For 2019, the state with the best business climate is Wyoming. In case you forgot from the preceding paragraph, Wyoming is one of the states seeing a drop in population. Indeed, this is the third consecutive year that Wyoming’s population has dropped, and the number is 1,200, leaving a population of 577,737 — like New York, also a drop of about 0.2%.  But this is in a state that has only a little more than half the population of Erie County spread out over 97,914 square miles versus Erie County’s 1,277 square miles. 

Next, let’s look at the Empire Center’s data for the entire state. Here is the population tracker for 2010 — 2017. Notice that most losses are from reliably Republican rural counties while notorious Democrat tax-and-spend hellholes like Buffalo, Ithaca, Rochester, Albany, and the tri-state area all have population growth. 

So, while the Unshackle Upstate people are already ON IT, before everyone from Ed Cox on down starts bleating on about New York’s taxes being the proximate cause of some dramatic exodus from New York, note that this year’s drop is an improvement over last year, and obviously based on myriad factors. 

So, if people are moving out of the state that’s 48th-worst in taxation and moving to the state that’s number 50, taxes can’t be the reason. There must be something else. If you look at the map of states, and then the map of New York, you notice that West Virginia, for instance — a mostly rural state with a declining mining industry — sees people moving out, and so do New York’s rural counties. The places that have done a bad job adapting to a post-industrial world are doing poorly — e.g., Chautauqua and Jefferson counties, while the places that are doing a bit better within this new reality see people moving in, like the Capital District and Ithaca. Massachusetts — once derided for its liberal tax and spend policies now shows a gain in population and a reasonable business climate. In 1997, it abolished county governments altogether and now taxes and spending are handled in and through Boston with no unfunded mandates. 

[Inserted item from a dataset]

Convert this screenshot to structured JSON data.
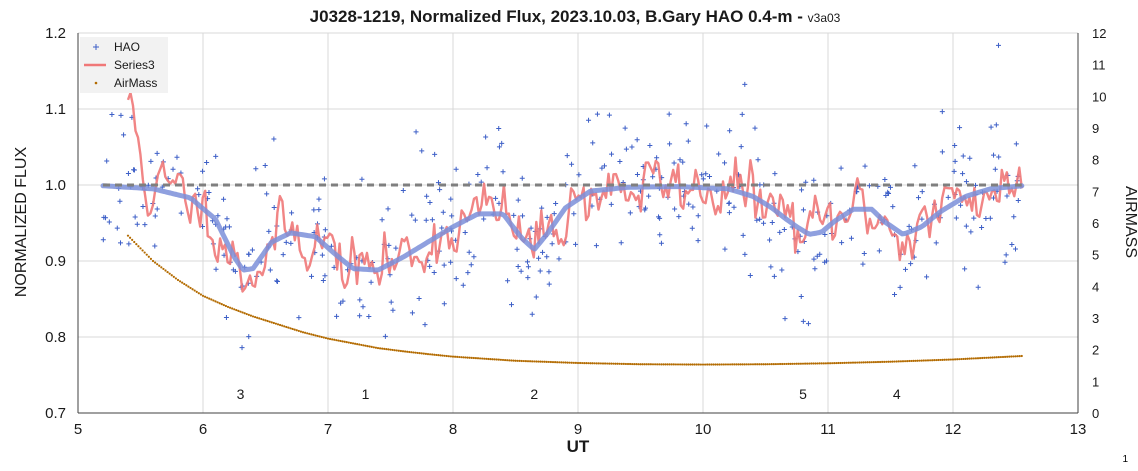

I’m not saying taxes aren’t an issue in New York. You’ll find they’re an issue wherever you go — from Nevada to New Jersey. But the reasons why New York is losing population overall can’t be dumbed down to “hurr durr taxesandspending” like the media and propagandists would have you believe. There are far deeper systemic problems at play — especially in the cesspool of New York politics. The places that are adapting to a post-industrial status quo are faring better than the places that aren’t. 

Allow yourself to believe that — every once in a while — complex issues do not necessarily lend themselves to sound-bite condemnations and declarations. And the more people grasp at the easy-but-incomplete answers, the longer it will take to fix what’s ailing New York’s rural counties.